Members were then provided with a summary of the climate risk analysis and carbon intensity by Fund Managers. Key issues highlighted were as follows:
· The Committee were updated that the Fund was reporting in line with information produced by its Pool, the London CIV. Key metrics were currently focussed around weighted average carbon intensity and Fossil Fuel exposure with the information covered capturing approx. 80% of the Fund’s assets, as at 31 March 22. Members were assured this provided an accurate and reliable level of data. In time, the Fund would seek to evolve its climate risk monitoring process by monitoring against further metrics.
· Despite only representing 15% of assets shown within the report, the LCIV Baillie Gifford multi-asset fund was responsible for 28% of the Funds total carbon intensity. It was noted that Baillie Gifford had provided a rationale to officers as to why this was the case, and many businesses they were investing in were committed to transitioning to a low carbon economy going forward.
The Chair thanked Hymans Robertson LLP for their presentation and members were then invited to ask questions, with the responses summarised below:
· It was agreed that further detail would be provided for future meetings on the key criteria applied in relation to the assessment of Manager performance and the ratings applied by Hymans Robertson in relation to their Responsible Investment (RI) rating.
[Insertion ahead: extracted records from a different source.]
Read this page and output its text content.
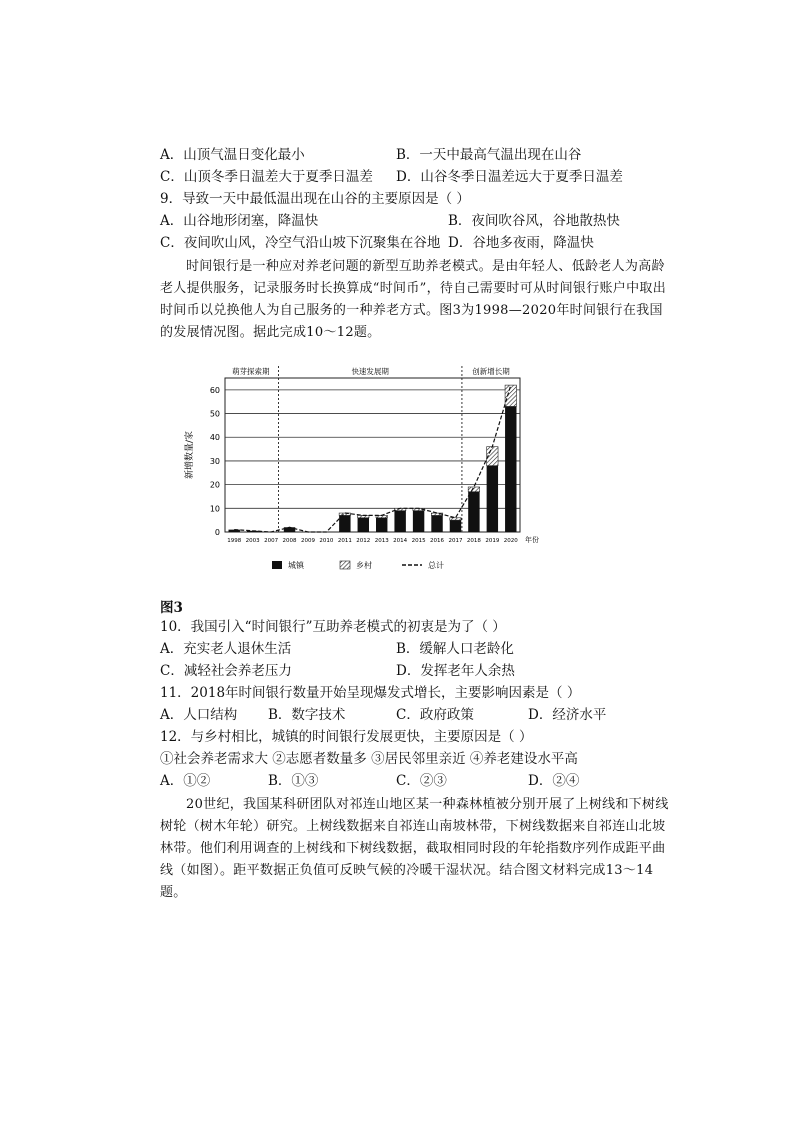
A．山顶气温日变化最小	B．一天中最高气温出现在山谷
C．山顶冬季日温差大于夏季日温差 D．山谷冬季日温差远大于夏季日温差
9．导致一天中最低温出现在山谷的主要原因是（ ）
A．山谷地形闭塞，降温快	B．夜间吹谷风，谷地散热快
C．夜间吹山风，冷空气沿山坡下沉聚集在谷地 D．谷地多夜雨，降温快
时间银行是一种应对养老问题的新型互助养老模式。是由年轻人、低龄老人为高龄老人提供服务，记录服务时长换算成“时间币”，待自己需要时可从时间银行账户中取出时间币以兑换他人为自己服务的一种养老方式。图3为1998—2020年时间银行在我国的发展情况图。据此完成10～12题。
0
10
20
30
40
50
60
新增数量/家
萌芽探索期	快速发展期	创新增长期
1998 2003 2007 2008 2009 2010 2011 2012 2013 2014 2015 2016 2017 2018 2019 2020 年份
城镇	乡村	总计
图3
10．我国引入“时间银行”互助养老模式的初衷是为了（ ）
A．充实老人退休生活	B．缓解人口老龄化
C．减轻社会养老压力	D．发挥老年人余热
11．2018年时间银行数量开始呈现爆发式增长，主要影响因素是（ ）
A．人口结构 B．数字技术	C．政府政策	D．经济水平
12．与乡村相比，城镇的时间银行发展更快，主要原因是（ ）
①社会养老需求大 ②志愿者数量多 ③居民邻里亲近 ④养老建设水平高
A．①②	B．①③	C．②③	D．②④
20世纪，我国某科研团队对祁连山地区某一种森林植被分别开展了上树线和下树线树轮（树木年轮）研究。上树线数据来自祁连山南坡林带，下树线数据来自祁连山北坡林带。他们利用调查的上树线和下树线数据，截取相同时段的年轮指数序列作成距平曲线（如图）。距平数据正负值可反映气候的冷暖干湿状况。结合图文材料完成13～14题。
· In terms of a commitment to renewable energy from Managers, it was agreed that more information would be shared at a future meeting.
· Further details were also requested on the breakdown of fees by each Manager and any benchmarking comparisions available. Whilst details of the fees charged were incorporated within the Statement of Accounts it was agreed that further detail could be provided for future meetings.
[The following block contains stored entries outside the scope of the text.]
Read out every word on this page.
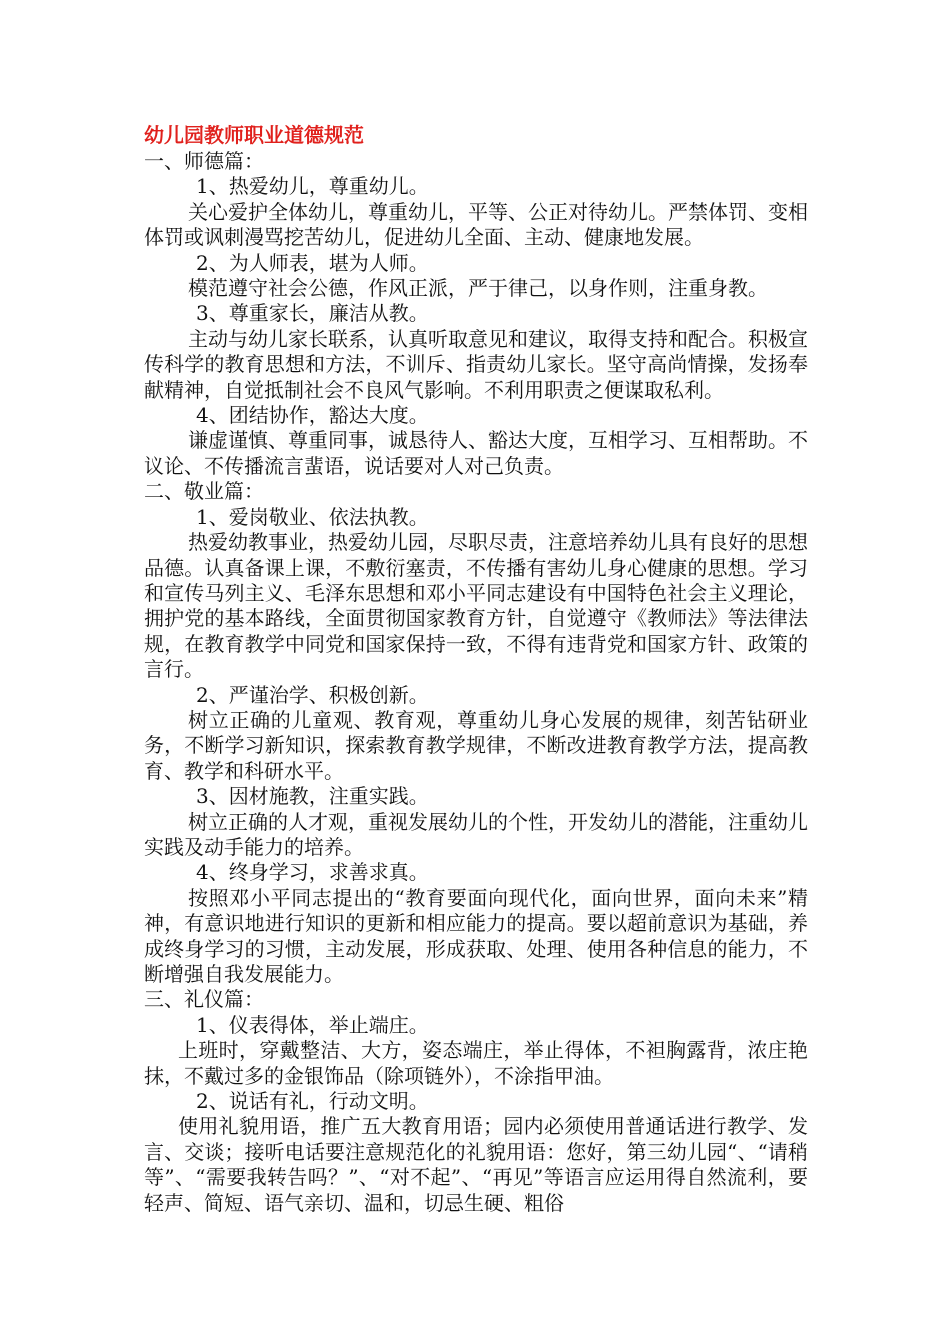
幼儿园教师职业道德规范

一、师德篇：

1、热爱幼儿，尊重幼儿。

关心爱护全体幼儿，尊重幼儿，平等、公正对待幼儿。严禁体罚、变相体罚或讽刺漫骂挖苦幼儿，促进幼儿全面、主动、健康地发展。

2、为人师表，堪为人师。

模范遵守社会公德，作风正派，严于律己，以身作则，注重身教。

3、尊重家长，廉洁从教。

主动与幼儿家长联系，认真听取意见和建议，取得支持和配合。积极宣传科学的教育思想和方法，不训斥、指责幼儿家长。坚守高尚情操，发扬奉献精神，自觉抵制社会不良风气影响。不利用职责之便谋取私利。

4、团结协作，豁达大度。

谦虚谨慎、尊重同事，诚恳待人、豁达大度，互相学习、互相帮助。不议论、不传播流言蜚语，说话要对人对己负责。

二、敬业篇：

1、爱岗敬业、依法执教。

热爱幼教事业，热爱幼儿园，尽职尽责，注意培养幼儿具有良好的思想品德。认真备课上课，不敷衍塞责，不传播有害幼儿身心健康的思想。学习和宣传马列主义、毛泽东思想和邓小平同志建设有中国特色社会主义理论，拥护党的基本路线，全面贯彻国家教育方针，自觉遵守《教师法》等法律法规，在教育教学中同党和国家保持一致，不得有违背党和国家方针、政策的言行。

2、严谨治学、积极创新。

树立正确的儿童观、教育观，尊重幼儿身心发展的规律，刻苦钻研业务，不断学习新知识，探索教育教学规律，不断改进教育教学方法，提高教育、教学和科研水平。

3、因材施教，注重实践。

树立正确的人才观，重视发展幼儿的个性，开发幼儿的潜能，注重幼儿实践及动手能力的培养。

4、终身学习，求善求真。

按照邓小平同志提出的“教育要面向现代化，面向世界，面向未来”精神，有意识地进行知识的更新和相应能力的提高。要以超前意识为基础，养成终身学习的习惯，主动发展，形成获取、处理、使用各种信息的能力，不断增强自我发展能力。

三、礼仪篇：

1、仪表得体，举止端庄。

上班时，穿戴整洁、大方，姿态端庄，举止得体，不袒胸露背，浓庄艳抹，不戴过多的金银饰品（除项链外），不涂指甲油。

2、说话有礼，行动文明。

使用礼貌用语，推广五大教育用语；园内必须使用普通话进行教学、发言、交谈；接听电话要注意规范化的礼貌用语：您好，第三幼儿园“、“请稍等”、“需要我转告吗？”、“对不起”、“再见”等语言应运用得自然流利，要轻声、简短、语气亲切、温和，切忌生硬、粗俗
· In terms of any wider more general benchmarking in relation to performance of the Fund the Committee was advised that yearly benchmarking within the LGPS was undertaken, which included Brent. Once the information for the previous monitoring period was received, this would be presented to the Committee as part of the Funds Annual Report.
Members welcomed the update provided and with no further issues raised thanked Hymans Robertson LLP for their presentation. It was RESOLVED to note the report.